The Judgement of Strangers by
Andrew Taylor
hbk out July 98
Published by HarperCollins
at £15.99
There is something of a sub-genre in crime fiction made up of books with clergyman heroes or, for variation's sake, with nuns or rabbis. But to encounter a book dyed deep with religion in its every manifestation is a rarity, more especially if that religion comes in the Anglican form. Dorothy L. Sayers and Agatha Christie have given us too many nice bumbling vicars and rectors - and later writers have added feuding canons and deans - for us to be able easily to accept what Andrew Taylor shows us is the heart of the Church of England, as it was in the 1970s and as, I am willing to believe, it still is now (though no doubt 2990s clergy don't smoke like so many laboratory dogs).
But here we have the Church, confronting the reality of evil. A good many of us in those days liked to convince ourselves that evil as such hardly exists. Yes, there are vicious criminals and there is wanton cruelty. But, we like to believe, now as then, they arise from social causes that, even if they cannot be dealt with at once, will be dealt with in the rosy future. We need to kid ourselves in this way, since if we can persuade ourselves that pure evil does not quite exist, then we are safe from becoming its victim. But Andrew Taylor will have none of that.
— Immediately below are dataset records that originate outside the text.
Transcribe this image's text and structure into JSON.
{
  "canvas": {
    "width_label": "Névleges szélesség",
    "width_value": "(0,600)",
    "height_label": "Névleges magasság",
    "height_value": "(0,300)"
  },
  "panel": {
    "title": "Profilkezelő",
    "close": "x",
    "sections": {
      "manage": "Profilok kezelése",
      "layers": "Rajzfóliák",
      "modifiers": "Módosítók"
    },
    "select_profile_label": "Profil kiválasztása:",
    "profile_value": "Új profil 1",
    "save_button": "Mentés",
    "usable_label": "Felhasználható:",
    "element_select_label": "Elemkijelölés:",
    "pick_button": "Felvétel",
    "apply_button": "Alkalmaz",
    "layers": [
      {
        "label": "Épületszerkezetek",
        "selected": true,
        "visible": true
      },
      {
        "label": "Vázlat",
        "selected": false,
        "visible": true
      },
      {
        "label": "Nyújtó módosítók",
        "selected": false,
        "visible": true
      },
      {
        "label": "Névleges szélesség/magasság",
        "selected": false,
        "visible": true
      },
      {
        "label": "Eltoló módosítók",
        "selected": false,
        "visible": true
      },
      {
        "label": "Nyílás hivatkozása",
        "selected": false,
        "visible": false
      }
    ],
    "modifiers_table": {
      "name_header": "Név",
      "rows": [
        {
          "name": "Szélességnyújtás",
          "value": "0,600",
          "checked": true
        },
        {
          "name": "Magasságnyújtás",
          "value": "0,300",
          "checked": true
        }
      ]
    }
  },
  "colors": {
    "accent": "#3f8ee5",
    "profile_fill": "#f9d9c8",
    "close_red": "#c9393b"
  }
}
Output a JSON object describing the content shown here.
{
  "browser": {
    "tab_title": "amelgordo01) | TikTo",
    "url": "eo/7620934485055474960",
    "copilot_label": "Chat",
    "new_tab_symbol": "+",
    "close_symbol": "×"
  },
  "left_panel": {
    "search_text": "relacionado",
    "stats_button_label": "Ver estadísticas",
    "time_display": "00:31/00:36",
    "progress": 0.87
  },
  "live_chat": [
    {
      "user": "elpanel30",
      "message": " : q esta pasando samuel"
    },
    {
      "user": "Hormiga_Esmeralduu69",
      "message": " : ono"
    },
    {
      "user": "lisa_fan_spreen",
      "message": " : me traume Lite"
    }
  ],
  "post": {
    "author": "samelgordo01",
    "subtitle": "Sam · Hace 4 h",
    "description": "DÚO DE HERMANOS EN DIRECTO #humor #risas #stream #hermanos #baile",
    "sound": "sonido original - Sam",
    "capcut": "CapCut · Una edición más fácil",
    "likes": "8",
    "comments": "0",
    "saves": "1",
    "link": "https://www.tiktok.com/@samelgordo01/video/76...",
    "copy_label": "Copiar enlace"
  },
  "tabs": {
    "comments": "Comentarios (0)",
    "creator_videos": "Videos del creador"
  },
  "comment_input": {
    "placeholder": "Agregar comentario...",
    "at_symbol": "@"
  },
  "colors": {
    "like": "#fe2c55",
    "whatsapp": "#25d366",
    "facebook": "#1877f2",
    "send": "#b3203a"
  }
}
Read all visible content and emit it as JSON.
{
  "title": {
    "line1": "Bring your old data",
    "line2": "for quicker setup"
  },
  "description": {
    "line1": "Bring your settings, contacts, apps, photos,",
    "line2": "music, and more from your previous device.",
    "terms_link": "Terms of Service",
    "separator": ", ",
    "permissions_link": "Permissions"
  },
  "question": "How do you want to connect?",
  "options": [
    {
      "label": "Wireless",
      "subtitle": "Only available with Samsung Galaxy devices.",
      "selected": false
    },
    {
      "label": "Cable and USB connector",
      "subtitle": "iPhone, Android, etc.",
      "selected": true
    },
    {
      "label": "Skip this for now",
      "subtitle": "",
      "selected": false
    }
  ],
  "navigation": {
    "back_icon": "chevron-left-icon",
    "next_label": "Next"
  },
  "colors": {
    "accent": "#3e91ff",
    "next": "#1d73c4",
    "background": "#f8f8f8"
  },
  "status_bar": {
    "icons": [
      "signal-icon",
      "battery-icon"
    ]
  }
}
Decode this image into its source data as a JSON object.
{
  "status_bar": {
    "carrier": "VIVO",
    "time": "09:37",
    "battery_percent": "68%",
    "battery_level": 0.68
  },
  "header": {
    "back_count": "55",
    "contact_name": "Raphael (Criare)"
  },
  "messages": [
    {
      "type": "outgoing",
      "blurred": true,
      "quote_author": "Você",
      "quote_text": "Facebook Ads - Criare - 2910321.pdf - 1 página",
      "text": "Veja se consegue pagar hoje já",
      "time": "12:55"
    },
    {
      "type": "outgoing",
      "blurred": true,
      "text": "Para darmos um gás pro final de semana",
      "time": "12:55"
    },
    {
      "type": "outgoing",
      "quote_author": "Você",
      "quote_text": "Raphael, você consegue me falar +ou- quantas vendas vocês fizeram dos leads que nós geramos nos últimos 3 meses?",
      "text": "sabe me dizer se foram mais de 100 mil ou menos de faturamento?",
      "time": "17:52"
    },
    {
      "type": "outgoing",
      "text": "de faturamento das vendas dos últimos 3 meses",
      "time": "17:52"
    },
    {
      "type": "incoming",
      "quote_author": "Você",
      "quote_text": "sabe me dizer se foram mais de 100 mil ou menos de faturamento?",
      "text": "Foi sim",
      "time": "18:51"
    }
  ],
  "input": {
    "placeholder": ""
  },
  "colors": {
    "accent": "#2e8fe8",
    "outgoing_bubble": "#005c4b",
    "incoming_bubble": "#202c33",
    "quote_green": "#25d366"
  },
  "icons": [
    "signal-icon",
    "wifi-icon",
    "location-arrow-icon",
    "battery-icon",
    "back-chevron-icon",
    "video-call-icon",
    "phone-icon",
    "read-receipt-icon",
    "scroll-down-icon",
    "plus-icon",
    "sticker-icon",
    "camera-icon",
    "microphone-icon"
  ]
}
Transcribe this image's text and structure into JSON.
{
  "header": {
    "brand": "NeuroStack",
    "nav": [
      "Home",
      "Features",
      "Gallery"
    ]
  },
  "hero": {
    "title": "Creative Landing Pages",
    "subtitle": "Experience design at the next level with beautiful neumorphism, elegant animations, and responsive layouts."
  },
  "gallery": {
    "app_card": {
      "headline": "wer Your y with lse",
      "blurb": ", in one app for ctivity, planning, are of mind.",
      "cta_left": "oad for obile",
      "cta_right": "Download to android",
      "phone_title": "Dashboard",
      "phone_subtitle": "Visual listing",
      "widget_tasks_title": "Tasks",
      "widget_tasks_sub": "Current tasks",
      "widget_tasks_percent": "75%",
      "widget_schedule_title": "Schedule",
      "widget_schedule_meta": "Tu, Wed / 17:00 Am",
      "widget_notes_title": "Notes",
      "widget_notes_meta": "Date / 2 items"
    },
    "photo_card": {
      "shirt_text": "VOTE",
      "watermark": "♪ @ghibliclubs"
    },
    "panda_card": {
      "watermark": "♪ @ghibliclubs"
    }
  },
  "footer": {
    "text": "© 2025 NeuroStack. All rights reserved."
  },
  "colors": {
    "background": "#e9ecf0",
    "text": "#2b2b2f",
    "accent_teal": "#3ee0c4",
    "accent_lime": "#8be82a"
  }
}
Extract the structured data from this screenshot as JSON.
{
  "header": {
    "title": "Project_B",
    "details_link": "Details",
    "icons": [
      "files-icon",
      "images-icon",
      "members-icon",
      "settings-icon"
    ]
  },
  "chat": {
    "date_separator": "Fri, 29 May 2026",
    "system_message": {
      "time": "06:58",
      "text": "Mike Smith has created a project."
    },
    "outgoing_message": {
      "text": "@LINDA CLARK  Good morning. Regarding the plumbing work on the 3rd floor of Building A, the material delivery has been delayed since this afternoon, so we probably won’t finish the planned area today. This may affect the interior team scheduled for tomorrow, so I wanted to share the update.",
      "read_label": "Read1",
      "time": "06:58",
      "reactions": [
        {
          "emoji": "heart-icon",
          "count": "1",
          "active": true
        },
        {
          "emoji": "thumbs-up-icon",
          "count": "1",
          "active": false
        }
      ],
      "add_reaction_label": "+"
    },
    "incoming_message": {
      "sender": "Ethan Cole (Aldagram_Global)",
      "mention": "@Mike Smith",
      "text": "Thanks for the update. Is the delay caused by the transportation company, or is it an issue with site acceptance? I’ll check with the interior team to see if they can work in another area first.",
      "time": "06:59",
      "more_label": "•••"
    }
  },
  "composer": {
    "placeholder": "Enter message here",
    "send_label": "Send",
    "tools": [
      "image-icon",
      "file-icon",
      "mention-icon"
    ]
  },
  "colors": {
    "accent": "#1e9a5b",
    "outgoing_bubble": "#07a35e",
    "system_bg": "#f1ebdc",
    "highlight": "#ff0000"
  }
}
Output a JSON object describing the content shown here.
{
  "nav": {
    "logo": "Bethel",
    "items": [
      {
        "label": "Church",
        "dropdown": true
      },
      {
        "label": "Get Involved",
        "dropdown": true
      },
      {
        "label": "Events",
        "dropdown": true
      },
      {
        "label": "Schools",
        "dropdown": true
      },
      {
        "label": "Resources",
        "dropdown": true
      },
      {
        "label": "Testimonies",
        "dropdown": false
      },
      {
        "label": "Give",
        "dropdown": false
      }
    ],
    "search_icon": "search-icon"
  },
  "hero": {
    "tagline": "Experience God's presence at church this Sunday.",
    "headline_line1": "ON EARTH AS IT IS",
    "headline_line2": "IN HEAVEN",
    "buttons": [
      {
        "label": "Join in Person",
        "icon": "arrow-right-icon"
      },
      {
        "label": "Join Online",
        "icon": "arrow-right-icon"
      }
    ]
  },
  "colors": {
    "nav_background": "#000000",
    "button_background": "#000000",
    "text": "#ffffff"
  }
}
His book is permeated with looming evil right from its first sentence, 'We found the mutilated corpse of Lord Peter in the early evening of Tuesday the 13th August ...' And the fact that it is soon revealed that 'Lord Peter' is not a detective-story sleuth borrowed from Dorothy Sayers and swiftly done to death serves only to slide the sense of evil at us from an extra effective unexpected angle. The fact that Lord Peter is a harmless, necessary cat glides us, when we find its owner is one of those women whose whole lives revolve round their parish church, its jumble sales, its annual fete, its notice-boards and its whist drives, into discovering the Church of England as not only a combatant against evil but as a pattern of often trivial threads weaving through society. Andrew Taylor gives us the Church from weighty hidden roots to waving, breeze-fluttered twigs.
So you read the book, as it were, at your peril. It does leave a nasty taste. As it must. Evil tastes nasty. But the crime novel today is nothing if it cannot attempt to handle a theme as weighty as that which Andrew Taylor has chosen.